Kids And Currency

Posted by Allison on 5 April 2009, 10:52

Kids have a very limited exposure to money and what it means in its broadest terms, but that is not to say they don't know anything about it at all.  Probably our earliest encounters with money come via the Tooth Fairy – we know that if we leave a tooth that has fallen out under our pillow, it will magically be replaced by a coin of some sort by the following morning.  The only difference is that the adults of today remember being paid far less than the children of today get.  Ten or twenty pence was about right in the late Seventies and early Eighties in Britain, whereas inflation has now driven that up to about a pound.

This is where we can see that the factors that influence currency as a whole also influence our children.  Even at a young age they begin to learn that certain things are worth more than others and therefore demand a higher payment; for example a single tooth might warrant a pound, but a double from the back might receive double that amount in payment.  It's even been known for a tooth which has caused real problems to be rewarded with a five pound note once it has fallen out!

Inflation has also had a real bearing on pocket money in every country in the world.  A recent report generated in India revealed that the amount of pocket money given to children had gone up an incredible (and possibly inflation busting?) six times in the last decade.  Meanwhile Australian children have seen their pocket money grow to twice the amount they got a decade ago.

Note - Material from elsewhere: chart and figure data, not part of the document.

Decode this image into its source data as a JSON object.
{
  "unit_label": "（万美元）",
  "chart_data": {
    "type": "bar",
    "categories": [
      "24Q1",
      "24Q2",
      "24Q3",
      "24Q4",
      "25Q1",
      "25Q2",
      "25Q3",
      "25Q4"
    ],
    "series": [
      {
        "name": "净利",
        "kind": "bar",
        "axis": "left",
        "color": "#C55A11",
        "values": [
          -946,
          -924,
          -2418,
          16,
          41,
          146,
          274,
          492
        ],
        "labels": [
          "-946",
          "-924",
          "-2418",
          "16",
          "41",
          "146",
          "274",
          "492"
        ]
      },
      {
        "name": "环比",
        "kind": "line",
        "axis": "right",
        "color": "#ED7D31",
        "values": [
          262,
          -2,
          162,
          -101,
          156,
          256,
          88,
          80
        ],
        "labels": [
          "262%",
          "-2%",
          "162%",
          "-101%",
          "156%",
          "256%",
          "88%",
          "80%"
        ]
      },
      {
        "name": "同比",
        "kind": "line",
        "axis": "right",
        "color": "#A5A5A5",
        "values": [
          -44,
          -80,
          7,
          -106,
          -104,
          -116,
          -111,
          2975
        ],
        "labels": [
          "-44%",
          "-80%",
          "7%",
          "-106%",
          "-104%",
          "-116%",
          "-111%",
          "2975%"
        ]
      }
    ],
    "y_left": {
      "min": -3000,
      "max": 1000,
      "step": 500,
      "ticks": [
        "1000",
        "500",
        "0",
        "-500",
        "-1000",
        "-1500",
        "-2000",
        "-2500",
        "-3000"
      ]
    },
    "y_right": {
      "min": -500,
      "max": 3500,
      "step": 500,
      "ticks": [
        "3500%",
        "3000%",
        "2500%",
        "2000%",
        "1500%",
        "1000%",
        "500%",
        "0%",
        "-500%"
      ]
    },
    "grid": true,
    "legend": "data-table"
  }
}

The whole issue of pocket money is intriguing to many people when it comes to understanding more about how different currencies work.  Just as with the money earned by every adult, the pocket money given to children worldwide will have a different purchasing power depending on what country they live in and how their economy is doing.

Although the amounts given to individual kids does vary, in general pocket money is seen as a good way to teach children about how money works, what it can buy and how much it is really worth.  Of course it is too young an age to start thinking about exchange rates – since these will rarely affect kids anyway – but starting to understand more about money at a young age will give kids a good grounding in life and lead to a more responsible attitude about money when they finally go out and start earning their own.

To this end many parents now ask their children to perform certain tasks in order to receive their pocket money.  For example teenagers may be asked to keep their rooms tidy and will have their pocket money (or allowance as it is sometimes referred to in America) withheld if they don't comply with this rule.

There has also been some concern, particularly in the UK, that older children who are given a lot of pocket money each week are spending more of it on alcoholic drinks and running into problems as a result.  This doesn't seem to be indicative of the culture in every country though.

Things have changed in the arena of pocket money for kids though.  This is mostly due to the world at large changing and information becoming more readily available via the internet.  This isn't to say that kids are starting to trade currencies on the stock exchange; rather they are learning more about how their parents work to earn more money and they are arguably learning how to earn more of it themselves.

But while some kids are getting more pocket money than ever before (even when you take into account the effects of inflation) other children aren't getting any at all.  However contrary to what you might think, this doesn't seem to result in children learning any less about how currency works or what it is worth.

A lot of people believe that giving children an amount of money every week or month gives them a chance to understand what money is all about.  Even at a young age they can start to become familiar with the different coins and banknotes that make up the currency of the country they live in, and get to know what each one is worth.

Of course if you go back a few years, the adults of today who were kids in 1971 got a real shock to the system when their pocket money came in pounds, shillings and pence one day, and plain old pounds and pence the next.  If adults found this huge changeover confusing, what did the kids think?

Some parents whose children were only five or six at the time decided not to teach their children too much about the old system for fear they would get confused once the new decimal system came in.  This probably worked out for the best since they were able to take on board pounds and pence quite easily – more so than the adults!

One thing is certain though – only children of a certain age will have realised that their pocket money didn't go quite as far after so called D Day as it did before; many shops decided to round up prices slightly rather than drop them and lose money, and of course they never went back down again.

Many people remember having special lessons at school which explained how the new currency would work and what each old coin was worth in the new system.  In this sense it is very likely that a lot of children were better prepared than the adults were when D Day finally arrived.

Looking at currency through the eyes of a child is something that we all go through, but it is especially fascinating to take a step backwards and see how children of different ages and times reacted to money.  And it continues to be a fascinating journey now as the world continues to change and our currencies change with it.  Who for example would have guessed that the majority of children in Europe would end up getting the same currency for their pocket money, regardless of which country they lived in?

Perhaps in the future all the world's children will be popping coins of the same currency into their piggy banks – or perhaps more likely, they will all end up being given a plastic card at a certain young age, on which their pocket money will be digitally transferred once a week.  It's an intriguing thought.

One thing that many people agree on though is that children should be taught more about money, currency and how it all works than they are at present.  This does of course vary in different countries but a good grounding in the world of currency leads to a better understanding of money in adult life.  It is much easier finding out all the ins and outs of currency when you are sitting in a classroom than trying to struggle with it all on your own when the time comes to get a job, start saving and start working out whether investing in the stock market is really a good idea or not.